Life After Penn: a letter from the (former) editor

Can Punch Bowl Alumni become real adults? A former Editor-in-Chief becomes the first to help us answer this question…

I dated your father when he was at Penn. He was quite a hottie back in the day. Seriously. Ask him to show you the photos. (Don’t snicker, sir; your own facial hair stylings will look ludicrous someday. And you, Miss, may think differently about those tattoos in 20 years.) By the way, tell him I was sorry to hear about that insider trading incident, but isn’t it funny how the judge turned out to have been at Penn with us too? Didn’t make him go any easier on the sentencing, though.

That’s the thing about the Ivy League. The same people you get high with today will end up running the country, or having their expensive divorces featured on TMZ, or being prosecuted for the latest egregious example of white-collar crime. And I guarantee there will come a time when you seek medical help for a hideously embarrassing problem and discover the physician is a former classmate. Awkward.

Many other weird moments await you in life after Penn. You know how your parents consider your favorite music to be nothing but noise and obscenities? As soon as you start making real money, Lexus and GM will use those very songs to sell you cars. The real shock will happen one day when you’re in the supermarket buying disposable diapers and you suddenly realize the Muzak wafting through the aisles is a tune by Nine Inch Nails.

But take heart — the future contains pleasant surprises as well.
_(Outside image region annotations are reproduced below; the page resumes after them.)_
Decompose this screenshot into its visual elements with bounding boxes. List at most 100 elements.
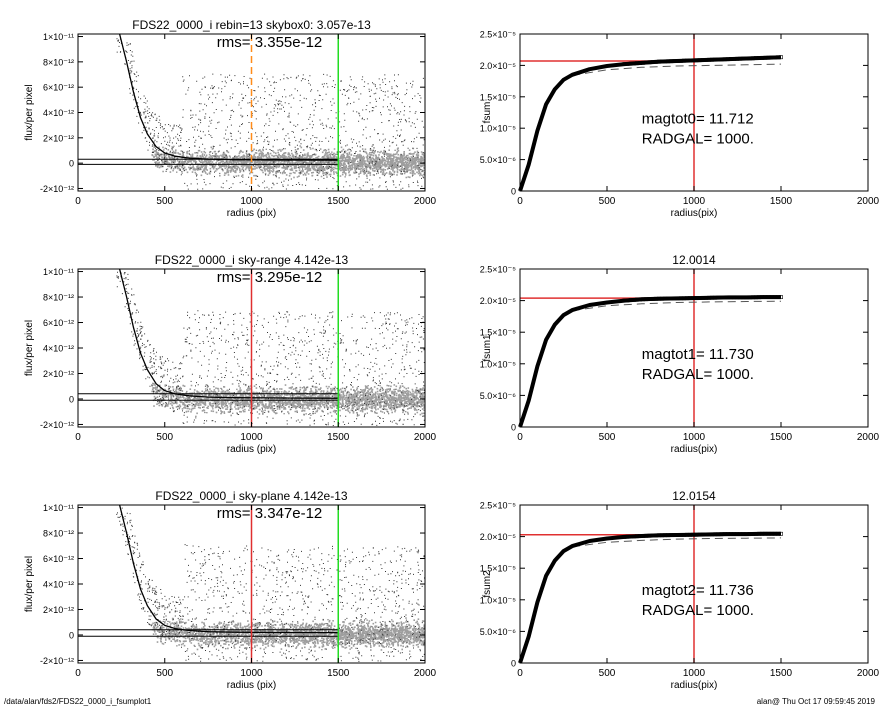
y-tick-label: 1×10⁻¹¹ [43,267,74,277]
y-tick-label: 1.0×10⁻⁵ [480,595,517,605]
x-tick-label: 2000 [857,432,880,443]
x-axis-label: radius (pix) [227,680,276,691]
y-tick-label: 2.0×10⁻⁵ [480,61,517,71]
model-dashed-curve [572,300,782,312]
annotation-line-2: RADGAL= 1000. [642,366,754,383]
annotation-line-1: magtot0= 11.712 [642,111,754,128]
x-tick-label: 1500 [327,432,350,443]
x-tick-label: 0 [75,196,81,207]
x-tick-label: 2000 [857,196,880,207]
y-tick-label: 1.5×10⁻⁵ [480,564,517,574]
y-tick-label: 8×10⁻¹² [43,57,74,67]
x-tick-label: 0 [517,668,523,679]
panel-1: rms= 3.355e-120 500 1000 1500 2000-2×10⁻¹²02… [24,18,437,219]
x-tick-label: 2000 [414,432,437,443]
x-tick-label: 500 [156,196,173,207]
x-tick-label: 1500 [770,668,793,679]
scatter-points-dense [151,383,426,417]
chart-title: 12.0014 [672,253,716,267]
y-tick-label: 0 [511,187,516,197]
y-tick-label: 0 [69,394,74,404]
y-tick-label: 5.0×10⁻⁶ [480,391,517,401]
y-tick-label: -2×10⁻¹² [40,656,74,666]
annotation-line-2: RADGAL= 1000. [642,602,754,619]
y-tick-label: 2.0×10⁻⁵ [480,296,517,306]
y-tick-label: 2×10⁻¹² [43,133,74,143]
growth-curve [518,531,781,664]
profile-curve [118,33,339,161]
y-tick-label: -2×10⁻¹² [40,184,74,194]
panel-6: magtot2= 11.736 RADGAL= 1000. 0 500 1000 1500… [480,489,880,691]
x-tick-label: 1000 [683,196,706,207]
y-tick-label: -2×10⁻¹² [40,420,74,430]
x-tick-label: 1500 [327,668,350,679]
rms-annotation: rms= 3.347e-12 [217,505,322,522]
annotation-line-2: RADGAL= 1000. [642,131,754,148]
y-tick-label: 1.5×10⁻⁵ [480,328,517,338]
y-tick-label: 0 [511,659,516,669]
y-axis-label: fsum [482,102,493,124]
y-tick-label: 1.5×10⁻⁵ [480,92,517,102]
rms-annotation: rms= 3.355e-12 [217,34,322,51]
x-tick-label: 1500 [770,196,793,207]
y-tick-label: 2×10⁻¹² [43,605,74,615]
x-tick-label: 2000 [857,668,880,679]
y-tick-label: 2.5×10⁻⁵ [480,501,517,511]
y-tick-label: 0 [69,630,74,640]
panel-3: rms= 3.295e-120 500 1000 1500 2000-2×10⁻¹²02… [24,253,437,455]
annotation-line-1: magtot1= 11.730 [642,346,754,363]
y-tick-label: 4×10⁻¹² [43,580,74,590]
x-tick-label: 500 [599,196,616,207]
y-tick-label: 6×10⁻¹² [43,554,74,564]
y-tick-label: 6×10⁻¹² [43,318,74,328]
y-tick-label: 5.0×10⁻⁶ [480,155,517,165]
y-tick-label: 8×10⁻¹² [43,529,74,539]
x-tick-label: 0 [75,432,81,443]
model-dashed-curve [572,63,782,76]
x-axis-label: radius (pix) [227,208,276,219]
x-tick-label: 500 [599,668,616,679]
y-tick-label: 0 [511,423,516,433]
y-axis-label: fsum1 [482,334,493,362]
chart-title: FDS22_0000_i sky-range 4.142e-13 [155,253,349,267]
y-tick-label: 2×10⁻¹² [43,369,74,379]
x-tick-label: 1500 [770,432,793,443]
y-tick-label: 4×10⁻¹² [43,344,74,354]
growth-curve [518,55,782,192]
growth-markers [622,531,783,539]
y-tick-label: 6×10⁻¹² [43,83,74,93]
y-tick-label: 2.5×10⁻⁵ [480,265,517,275]
growth-marker [779,531,783,536]
growth-markers [622,295,783,303]
chart-title: 12.0154 [672,489,716,503]
x-tick-label: 1500 [327,196,350,207]
chart-title: FDS22_0000_i rebin=13 skybox0: 3.057e-13 [132,18,371,32]
y-axis-label: flux/per pixel [24,84,35,140]
growth-markers [622,55,783,67]
x-axis-label: radius(pix) [671,444,718,455]
x-axis-label: radius(pix) [671,680,718,691]
y-tick-label: 0 [69,159,74,169]
y-tick-label: 8×10⁻¹² [43,293,74,303]
profile-curve [118,504,339,634]
y-tick-label: 5.0×10⁻⁶ [480,627,517,637]
x-tick-label: 2000 [414,196,437,207]
x-tick-label: 1000 [240,432,263,443]
x-tick-label: 1000 [240,668,263,679]
y-axis-label: flux/per pixel [24,320,35,376]
y-tick-label: 1×10⁻¹¹ [43,32,74,42]
x-tick-label: 0 [517,196,523,207]
panel-2: magtot0= 11.712 RADGAL= 1000. 0 500 1000 1500… [480,30,880,220]
growth-marker [779,295,783,300]
x-tick-label: 500 [599,432,616,443]
panel-5: rms= 3.347e-120 500 1000 1500 2000-2×10⁻¹²02… [24,489,437,691]
x-tick-label: 500 [156,668,173,679]
x-tick-label: 0 [75,668,81,679]
profile-curve [118,268,339,399]
y-tick-label: 1.0×10⁻⁵ [480,359,517,369]
growth-curve [518,295,781,428]
x-tick-label: 500 [156,432,173,443]
x-tick-label: 2000 [414,668,437,679]
growth-marker [779,55,783,60]
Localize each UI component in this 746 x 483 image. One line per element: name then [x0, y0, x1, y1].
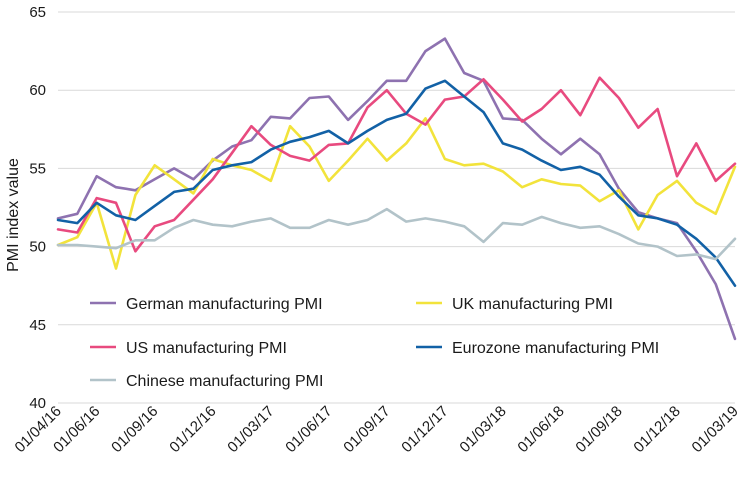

Sure, Harvard rejected you once, but you have a pretty good chance of being accepted there for graduate school. And the geekiest of the geeks among you, shunned even by ordinary nerds because of grossly deficient social skills and personal hygiene, will show up at reunions happily married to a perfectly charming spouse.

Remember, though, when you return to campus with your own college-bound offspring in 2042 (assuming your alumni donations are generous enough to procure admission), do not embarrass the kid by pointing out locations you fondly remember for the sex and/or drugs you indulged in there. Your child won’t believe you anyway.